Surely this is to miss the point: if wealth wasn’t concentrated in a
few hands, we wouldn’t need the Gates Foundation. Letting people
become rich beyond the dreams of avarice so they can fund charities
is a mad way of providing for people’s needs. Once again, this is an
example of how Singer’s ethical thought holds back from criticism of
how the world is organised.
In his discussion of Marx, Singer remarks: “Most humans… continue to
seek power, privilege and luxury for themselves…”. It’s interesting
that he says “humans” rather than people, as if he’s outside the
species, but it’s a remarkably wrong assertion. Capitalism functions
because most people aren’t capitalists. If everyone got up in the
morning asking how much money they could make for themselves in the
next twenty-four hours, we’d be in real trouble. It’s because most
people put making a contribution, doing a good job, helping others
or simply enjoying their day above power, privilege and luxury that
the system limps along. The minority who behave as Singer suggests
are often unhelpful: Donald Trump for example.
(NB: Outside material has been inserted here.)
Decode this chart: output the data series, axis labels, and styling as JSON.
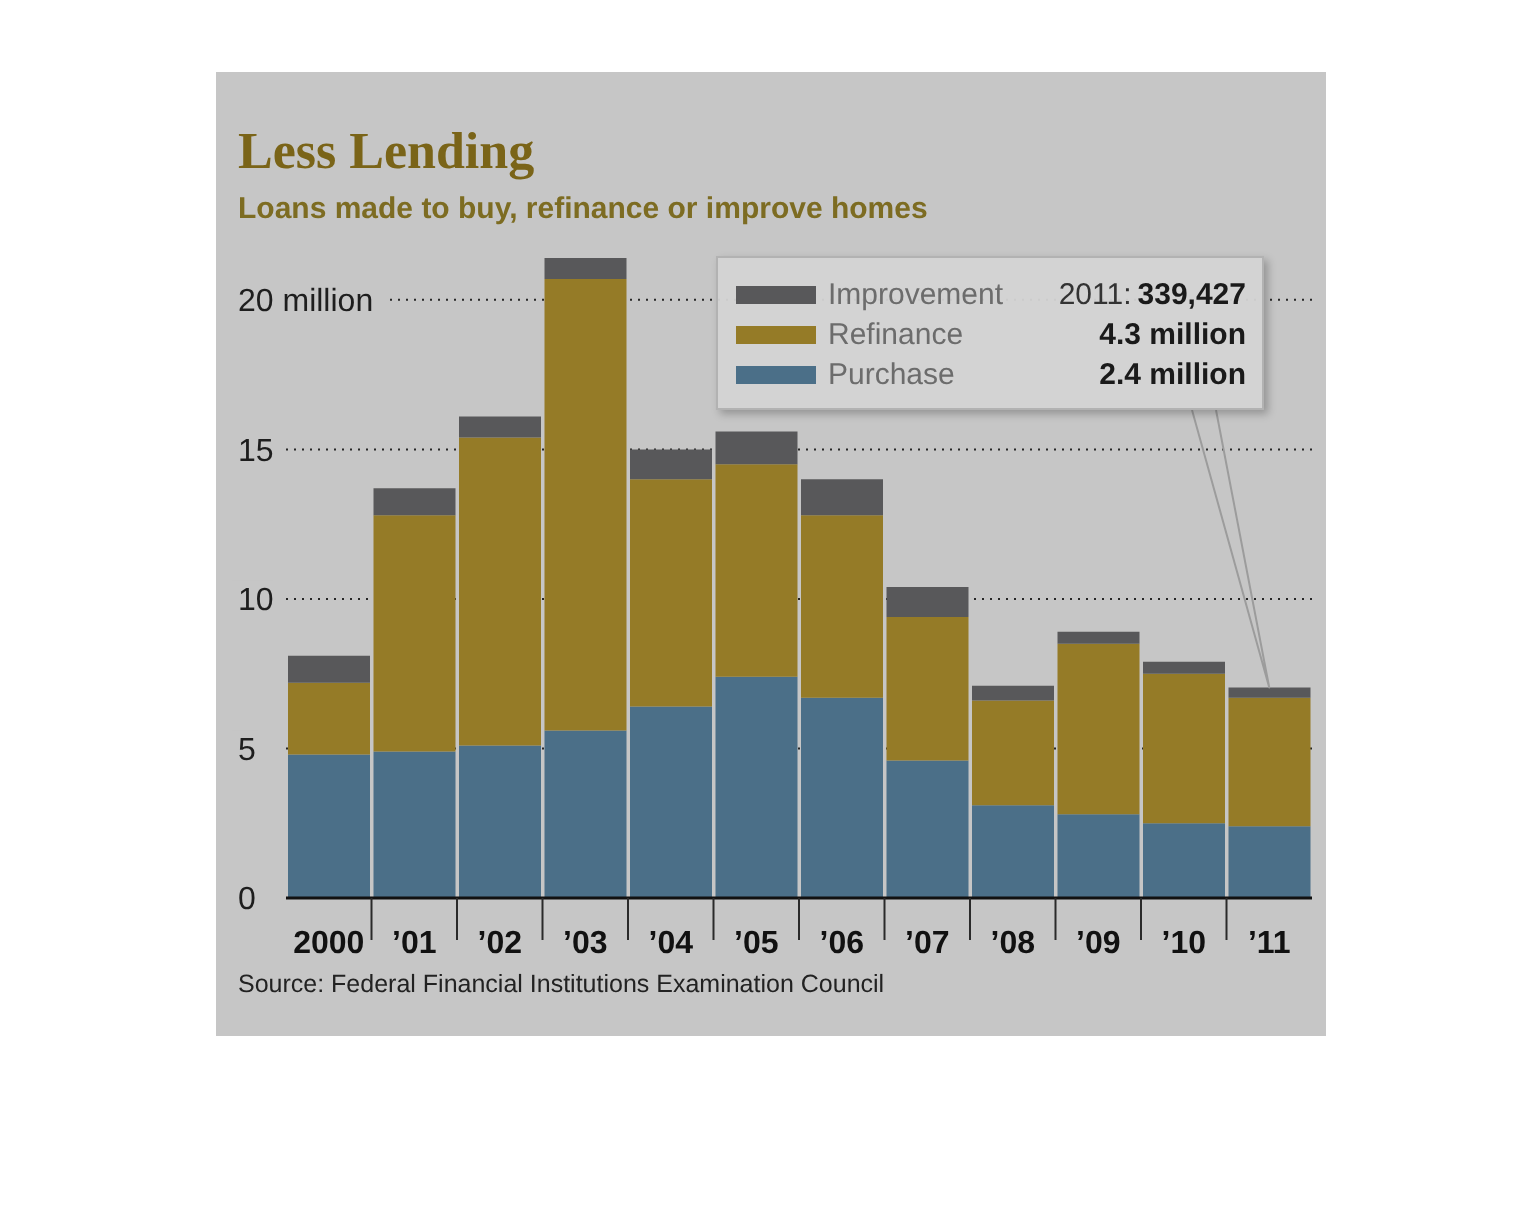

The discussion of Marx makes some obvious points and one good one:
Marx’s mistake in denying a given human nature. It’s worth wondering
if Marx genuinely believed this, but it has been an enormously
damaging idea. The essay is too brief to give any idea of Singer’s
understanding. He recognises that much done in Marx’s name he may
well have objected to, but he has nothing to say about the moral
power of the workers’ movement; the movement, that is, not for State
control, but for worker autonomy, a movement made use of by Lenin,
Trotsky, Stalin and many more political manipulators who kicked the
workers in the face as they claimed only they had the capacity to
make important decisions. There is perhaps no more important moral
issue in the modern world.
Singer makes the extraordinary and dangerous claim that “most of the
opposition to freedom of thought and discussion comes from the
left”.His example is the opposition to Rebecca’s Tuvel’s “In Defense
of Transracialism”. 800 people called for her article to be
withdrawn and there were also demands for her to be sacked. He’s
right that this is foolish, but in what way does it represent the
“left”? There may have been many signatories who aren’t socialists.
“Left” should be reserved for what it really means: a belief in
worker autonomy. Many on the left by that definition would not
support the calls for Tuvel’s article to be suppressed, including
the author of this review. Transgender rights are a highly
contentious matter and
quite distinct from views about economic justice. No doubt there are
some, or will be some, very rich transgender people who will be in
favour of economic conservatism. As the world makes haste to
authoritarianism, it’s irresponsible of Singer to characterise the
left as the enemy of free speech and thought. Who would you trust to
defend them, Donald Trump or Bernie Sanders? It’s also pertinent
that Tuvel’s article is essentially frivolous in conflating gender
and race. The latter doesn’t exist. The former has a physiological
and a psychological form and they don’t necessarily match.